While I've heard all the stats before, just reading the figure of 23,000 dead and badly injured Australians in one battle is just plain shocking. 62,000 killed in WWI. The horror and the pointlessness of it. We weren't under threat. Our population then was 5 million. It is an horrendous figure as a percentage of our population, if not a stand alone figure.

I thank some deity that now our young people are too smart to commit such suicidal participation in war.

Deb said...

Hi Hel

I read a Monash bibliography in Bookclub. Bean was very cruel to Monash, when Monash's career was being promoted post-Gallipoli. Bean didn't tolerate Jews, people who could speak German or military men who publicised their own careers.

Hels said...

Andrew

Correct. Oral recordings and soldiers' letters _should_ be important sources of history writing. Accidental and intentional mistakes happen of course, but mistakes/lies happen when kings, bishops and prime ministers write historical documents as well.
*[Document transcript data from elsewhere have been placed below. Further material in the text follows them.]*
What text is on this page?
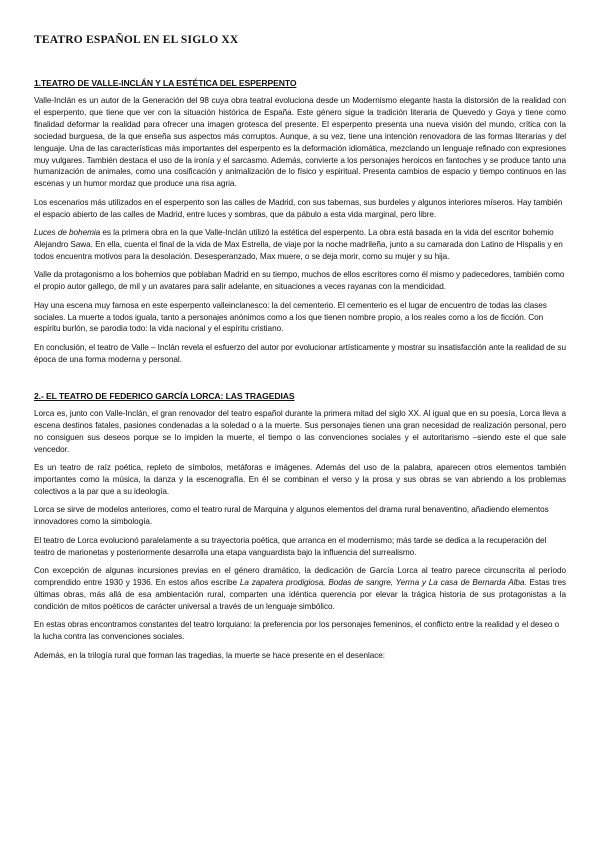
TEATRO ESPAÑOL EN EL SIGLO XX
1.TEATRO DE VALLE-INCLÁN Y LA ESTÉTICA DEL ESPERPENTO

Valle-Inclán es un autor de la Generación del 98 cuya obra teatral evoluciona desde un Modernismo elegante hasta la distorsión de la realidad con el esperpento, que tiene que ver con la situación histórica de España. Este género sigue la tradición literaria de Quevedo y Goya y tiene como finalidad deformar la realidad para ofrecer una imagen grotesca del presente. El esperpento presenta una nueva visión del mundo, crítica con la sociedad burguesa, de la que enseña sus aspectos más corruptos. Aunque, a su vez, tiene una intención renovadora de las formas literarias y del lenguaje. Una de las características más importantes del esperpento es la deformación idiomática, mezclando un lenguaje refinado con expresiones muy vulgares. También destaca el uso de la ironía y el sarcasmo. Además, convierte a los personajes heroicos en fantoches y se produce tanto una humanización de animales, como una cosificación y animalización de lo físico y espiritual. Presenta cambios de espacio y tiempo continuos en las escenas y un humor mordaz que produce una risa agria.

Los escenarios más utilizados en el esperpento son las calles de Madrid, con sus tabernas, sus burdeles y algunos interiores míseros. Hay también el espacio abierto de las calles de Madrid, entre luces y sombras, que da pábulo a esta vida marginal, pero libre.

Luces de bohemia es la primera obra en la que Valle-Inclán utilizó la estética del esperpento. La obra está basada en la vida del escritor bohemio Alejandro Sawa. En ella, cuenta el final de la vida de Max Estrella, de viaje por la noche madrileña, junto a su camarada don Latino de Híspalis y en todos encuentra motivos para la desolación. Desesperanzado, Max muere, o se deja morir, como su mujer y su hija.

Valle da protagonismo a los bohemios que poblaban Madrid en su tiempo, muchos de ellos escritores como él mismo y padecedores, también como el propio autor gallego, de mil y un avatares para salir adelante, en situaciones a veces rayanas con la mendicidad.

Hay una escena muy famosa en este esperpento valleinclanesco: la del cementerio. El cementerio es el lugar de encuentro de todas las clases sociales. La muerte a todos iguala, tanto a personajes anónimos como a los que tienen nombre propio, a los reales como a los de ficción. Con espíritu burlón, se parodia todo: la vida nacional y el espíritu cristiano.

En conclusión, el teatro de Valle – Inclán revela el esfuerzo del autor por evolucionar artísticamente y mostrar su insatisfacción ante la realidad de su época de una forma moderna y personal.

2.- EL TEATRO DE FEDERICO GARCÍA LORCA: LAS TRAGEDIAS

Lorca es, junto con Valle-Inclán, el gran renovador del teatro español durante la primera mitad del siglo XX. Al igual que en su poesía, Lorca lleva a escena destinos fatales, pasiones condenadas a la soledad o a la muerte. Sus personajes tienen una gran necesidad de realización personal, pero no consiguen sus deseos porque se lo impiden la muerte, el tiempo o las convenciones sociales y el autoritarismo –siendo este el que sale vencedor.

Es un teatro de raíz poética, repleto de símbolos, metáforas e imágenes. Además del uso de la palabra, aparecen otros elementos también importantes como la música, la danza y la escenografía. En él se combinan el verso y la prosa y sus obras se van abriendo a los problemas colectivos a la par que a su ideología.

Lorca se sirve de modelos anteriores, como el teatro rural de Marquina y algunos elementos del drama rural benaventino, añadiendo elementos innovadores como la simbología.

El teatro de Lorca evolucionó paralelamente a su trayectoria poética, que arranca en el modernismo; más tarde se dedica a la recuperación del teatro de marionetas y posteriormente desarrolla una etapa vanguardista bajo la influencia del surrealismo.

Con excepción de algunas incursiones previas en el género dramático, la dedicación de García Lorca al teatro parece circunscrita al período comprendido entre 1930 y 1936. En estos años escribe La zapatera prodigiosa, Bodas de sangre, Yerma y La casa de Bernarda Alba. Estas tres últimas obras, más allá de esa ambientación rural, comparten una idéntica querencia por elevar la trágica historia de sus protagonistas a la condición de mitos poéticos de carácter universal a través de un lenguaje simbólico.

En estas obras encontramos constantes del teatro lorquiano: la preferencia por los personajes femeninos, el conflicto entre la realidad y el deseo o la lucha contra las convenciones sociales.

Además, en la trilogía rural que forman las tragedias, la muerte se hace presente en el desenlace:
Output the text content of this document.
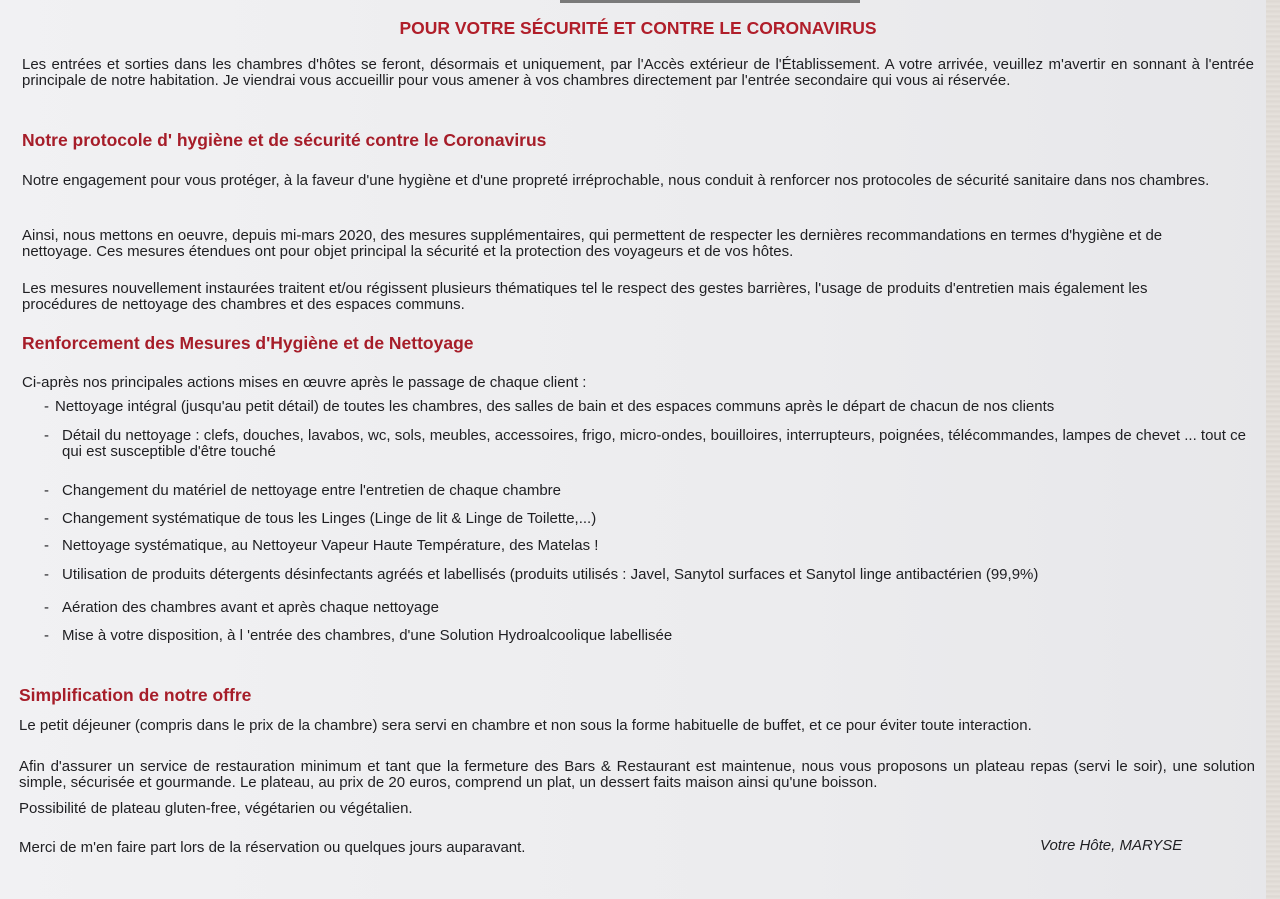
POUR VOTRE SÉCURITÉ ET CONTRE LE CORONAVIRUS
Les entrées et sorties dans les chambres d'hôtes se feront, désormais et uniquement, par l'Accès extérieur de l'Établissement. A votre arrivée, veuillez m'avertir en sonnant à l'entrée principale de notre habitation. Je viendrai vous accueillir pour vous amener à vos chambres directement par l'entrée secondaire qui vous ai réservée.
Notre protocole d' hygiène et de sécurité contre le Coronavirus
Notre engagement pour vous protéger, à la faveur d'une hygiène et d'une propreté irréprochable, nous conduit à renforcer nos protocoles de sécurité sanitaire dans nos chambres.
Ainsi, nous mettons en oeuvre, depuis mi-mars 2020, des mesures supplémentaires, qui permettent de respecter les dernières recommandations en termes d'hygiène et de nettoyage. Ces mesures étendues ont pour objet principal la sécurité et la protection des voyageurs et de vos hôtes.
Les mesures nouvellement instaurées traitent et/ou régissent plusieurs thématiques tel le respect des gestes barrières, l'usage de produits d'entretien mais également les procédures de nettoyage des chambres et des espaces communs.
Renforcement des Mesures d'Hygiène et de Nettoyage
Ci-après nos principales actions mises en œuvre après le passage de chaque client :
- Nettoyage intégral (jusqu'au petit détail) de toutes les chambres, des salles de bain et des espaces communs après le départ de chacun de nos clients
- Détail du nettoyage : clefs, douches, lavabos, wc, sols, meubles, accessoires, frigo, micro-ondes, bouilloires, interrupteurs, poignées, télécommandes, lampes de chevet ... tout ce qui est susceptible d'être touché
- Changement du matériel de nettoyage entre l'entretien de chaque chambre
- Changement systématique de tous les Linges (Linge de lit & Linge de Toilette,...)
- Nettoyage systématique, au Nettoyeur Vapeur Haute Température, des Matelas !
- Utilisation de produits détergents désinfectants agréés et labellisés (produits utilisés : Javel, Sanytol surfaces et Sanytol linge antibactérien (99,9%)
- Aération des chambres avant et après chaque nettoyage
- Mise à votre disposition, à l 'entrée des chambres, d'une Solution Hydroalcoolique labellisée
Simplification de notre offre
Le petit déjeuner (compris dans le prix de la chambre) sera servi en chambre et non sous la forme habituelle de buffet, et ce pour éviter toute interaction.
Afin d'assurer un service de restauration minimum et tant que la fermeture des Bars & Restaurant est maintenue, nous vous proposons un plateau repas (servi le soir), une solution simple, sécurisée et gourmande. Le plateau, au prix de 20 euros, comprend un plat, un dessert faits maison ainsi qu'une boisson.
Possibilité de plateau gluten-free, végétarien ou végétalien.
Merci de m'en faire part lors de la réservation ou quelques jours auparavant.	Votre Hôte, MARYSE
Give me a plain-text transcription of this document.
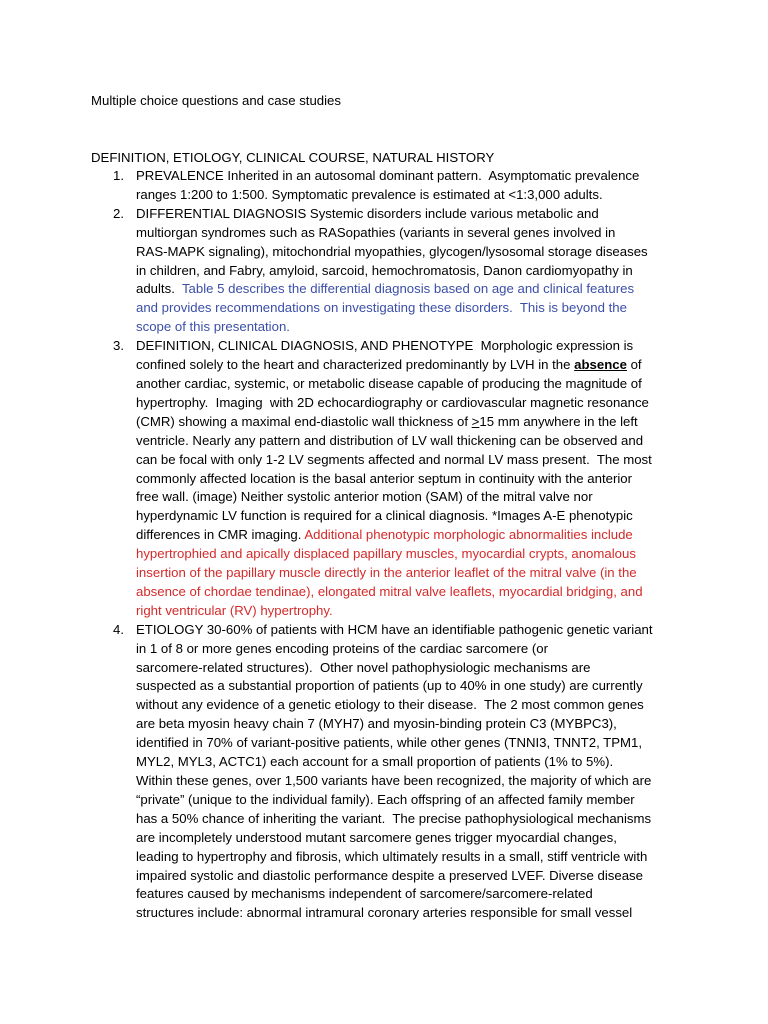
Multiple choice questions and case studies
DEFINITION, ETIOLOGY, CLINICAL COURSE, NATURAL HISTORY
1. PREVALENCE Inherited in an autosomal dominant pattern.  Asymptomatic prevalence
ranges 1:200 to 1:500. Symptomatic prevalence is estimated at <1:3,000 adults.
2. DIFFERENTIAL DIAGNOSIS Systemic disorders include various metabolic and
multiorgan syndromes such as RASopathies (variants in several genes involved in
RAS-MAPK signaling), mitochondrial myopathies, glycogen/lysosomal storage diseases
in children, and Fabry, amyloid, sarcoid, hemochromatosis, Danon cardiomyopathy in
adults.  Table 5 describes the differential diagnosis based on age and clinical features
and provides recommendations on investigating these disorders.  This is beyond the
scope of this presentation.
3. DEFINITION, CLINICAL DIAGNOSIS, AND PHENOTYPE  Morphologic expression is
confined solely to the heart and characterized predominantly by LVH in the absence of
another cardiac, systemic, or metabolic disease capable of producing the magnitude of
hypertrophy.  Imaging  with 2D echocardiography or cardiovascular magnetic resonance
(CMR) showing a maximal end-diastolic wall thickness of >15 mm anywhere in the left
ventricle. Nearly any pattern and distribution of LV wall thickening can be observed and
can be focal with only 1-2 LV segments affected and normal LV mass present.  The most
commonly affected location is the basal anterior septum in continuity with the anterior
free wall. (image) Neither systolic anterior motion (SAM) of the mitral valve nor
hyperdynamic LV function is required for a clinical diagnosis. *Images A-E phenotypic
differences in CMR imaging. Additional phenotypic morphologic abnormalities include
hypertrophied and apically displaced papillary muscles, myocardial crypts, anomalous
insertion of the papillary muscle directly in the anterior leaflet of the mitral valve (in the
absence of chordae tendinae), elongated mitral valve leaflets, myocardial bridging, and
right ventricular (RV) hypertrophy.
4. ETIOLOGY 30-60% of patients with HCM have an identifiable pathogenic genetic variant
in 1 of 8 or more genes encoding proteins of the cardiac sarcomere (or
sarcomere-related structures).  Other novel pathophysiologic mechanisms are
suspected as a substantial proportion of patients (up to 40% in one study) are currently
without any evidence of a genetic etiology to their disease.  The 2 most common genes
are beta myosin heavy chain 7 (MYH7) and myosin-binding protein C3 (MYBPC3),
identified in 70% of variant-positive patients, while other genes (TNNI3, TNNT2, TPM1,
MYL2, MYL3, ACTC1) each account for a small proportion of patients (1% to 5%).
Within these genes, over 1,500 variants have been recognized, the majority of which are
“private” (unique to the individual family). Each offspring of an affected family member
has a 50% chance of inheriting the variant.  The precise pathophysiological mechanisms
are incompletely understood mutant sarcomere genes trigger myocardial changes,
leading to hypertrophy and fibrosis, which ultimately results in a small, stiff ventricle with
impaired systolic and diastolic performance despite a preserved LVEF. Diverse disease
features caused by mechanisms independent of sarcomere/sarcomere-related
structures include: abnormal intramural coronary arteries responsible for small vessel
In war soldiers' letters are always rigorously censored. I saw footage of Gallipoli soldiers who asked their parents in letters why they were in Turkey fighting Turkish lads for Turkish farmlands. The Australian soldiers' view seemed to be "Turkey for the Turks". All censored!

Are our young people too smart now to make a glorious sacrifice via mass military suicide? I think not. All my brothers, cousins and school mates went into the Vietnam ballot in the late 1960s and simply hoped they would not be called up. No-one left the country, went to court as a C.O or challenged the legislation in Parliament.

Hels said...

Deb

Charles Bean was rather vicious when it came to stopping John Monash's promotions. Bean devotes chapter VI to Lieutenant General Sir John Monash’s succession in May as Corps commander and, unprecedentedly in the Official History, gives him a long biography. Their relations on Gallipoli, while fleeting, were inharmonious and full of distrust. Bean's 1918 diaries are thickly sprinkled with prejudiced impressions and harsh judgements of Monash; it is likely that this is the main reason why Bean placed so long an embargo on release of the diaries. In particular he considered Monash was so ambitious for personal and Australian glory that the Corps could not safely be entrusted to him. So he, Keith Murdoch and others plotted in May-July 1918 to replace Monash with Brudenell White. It was a reprehensible affair.

See the Official History of Australia in the War of 1914–1918

Louise Wilson said...

It's the pointlessness and complete waste of WW1 which I'd like to see emphasised more. And the dire impact of all those shell-shocked and damaged men and lonely spinsters on Australian society afterwards, setting in train many of the social issues we still grapple with. In Sydney recently I went to an interesting talk by Prof Joan Beaumont on the impact of volunteerism in WW1 in forming our culture today.

What we don't seem to hear much about is that Germany nearly won WW1 in the spring of 1918 and it was the Australian troops, now very efficient at killing, who had a great deal to do with 'our side' eventually 'winning' and ending that horrendous war. I learned this when researching 'Brothers in Arms: The Great War Letters of Captain Nigel Boulton, RAMC, & Lieut Stephen Boulton, AIF', essentially an anti-war book.

Hels said...

Louise

yes indeed. When I read Brothers in Arms, the first sentences I wrote were: "We know what the senior politicians and military men thought about WW1. But what did the ordinary Allied soldier think?" "The horrors of the trench, rotting horseflesh, mud, poor food, shoddy weapons, poison gas and the sheer terror of waiting for death, these were the Big Lie futilities of the Great War".

http://melbourneblogger.blogspot.com.au/2016/02/brothers-in-arms-ww1-book-by-louise.html

The title of this blog post, A Glorious Legacy, was in inverted commas to appear slightly ironic. I cannot claim to be a true pacifist, since I believe our armed forces should be focused on defending Australia and our dependent neighbours. But conscription was immoral, putting COs in gaol was obscene and sending our army into countries that have not harmed us was probably illegal.